I write this a couple of days before our presidential election. As you read it, all votes may already have been counted. Or maybe not; we have become so accustomed, in recent years, to all-night vigils and reluctant concession speeches — some occasionally retracted. The vitriol of this most recent season for picking a president will always stay with me, as does the one before it. But others in my memory have been far more civil, what I like to call “more American,” although I know that’s not true: America has changed, and our voting along with it…
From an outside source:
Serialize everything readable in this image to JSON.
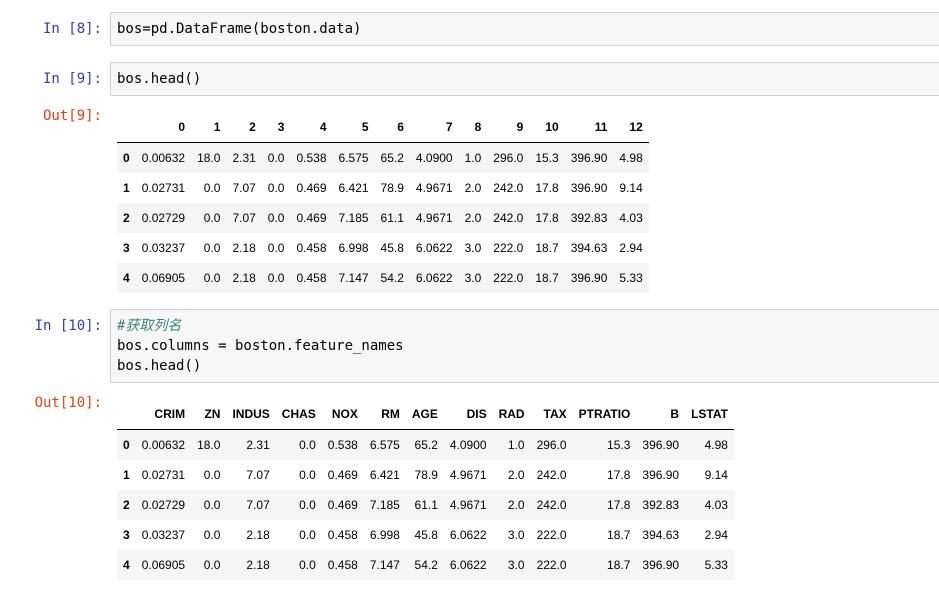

I couldn’t wait until I turned 21 and was old enough to vote! That was the age of electoral maturity in those long-gone days, before the recognition that if 18-year-olds were old enough to bear arms for their country, they were also old enough to participate in choosing those who would lead it. I never cast any early ballots; I can’t remember there even being any early voting at that time. But my first vote was a milestone experience. And for me, voting still is, as I uphold my personal tradition: waiting until THE day, no matter how many early voting opportunities are offered. I’m always excited to make my choices count on what I still consider the one-and-only, REAL Election Day.

When I was barely 20, I was already married, and my husband had accepted a job in Washington, D.C. But we would never have considered living in the District of Columbia itself, because its residents then didn’t even have the right to vote for President! (Look up the 24th Amendment to our Constitution and see when, and how, this changed.) We chose to reside in Maryland instead.

A couple of years later, we moved to Illinois, and I quickly got a look at politics under Chicago’s famed Mayor Richard Daley. On the very first day my husband went to work at his new job, leaving me home alone with our toddler son, a man knocked on our front door to ask me if I’d consider being an election judge. I was surprised — even more so when he explained why: Our new home was in a 100% Democratic precinct, but the law required judges of both major parties, so he always called on new residents to find out if they’d declare themselves Republican, and vote a straight ticket, in order to comply with it! In both Pennsylvania and Maryland, voters could choose what to declare ourselves on voting day. I said no. As he departed, he urged me to contact him if I should change my mind — leaving his card on our small hallway table, and a $5 bill along with it! That was 1959, my first of many lessons in Chicago politics…which years later did include my service as an election judge…

This year, I had a splendid, nonpartisan guidebook: “The 2020 Elections: 100 Questions You Were Afraid to Ask,” by Steven Vincent and Peter Tarlow. I don’t know the former personally, but I do know the latter: the long-time campus rabbi at Texas A&M University and the sender of a weekly email, in both English and Spanish, about the general state of our world. This book answers every question you’ve ever wanted an answer to, and some you probably never knew you should even ask, about everything U.S. law says regarding voting. Get one now at, or buy it from Amazon for under $10; it will serve you well into the future. But for today: Let us hope that the next four years will keep America great!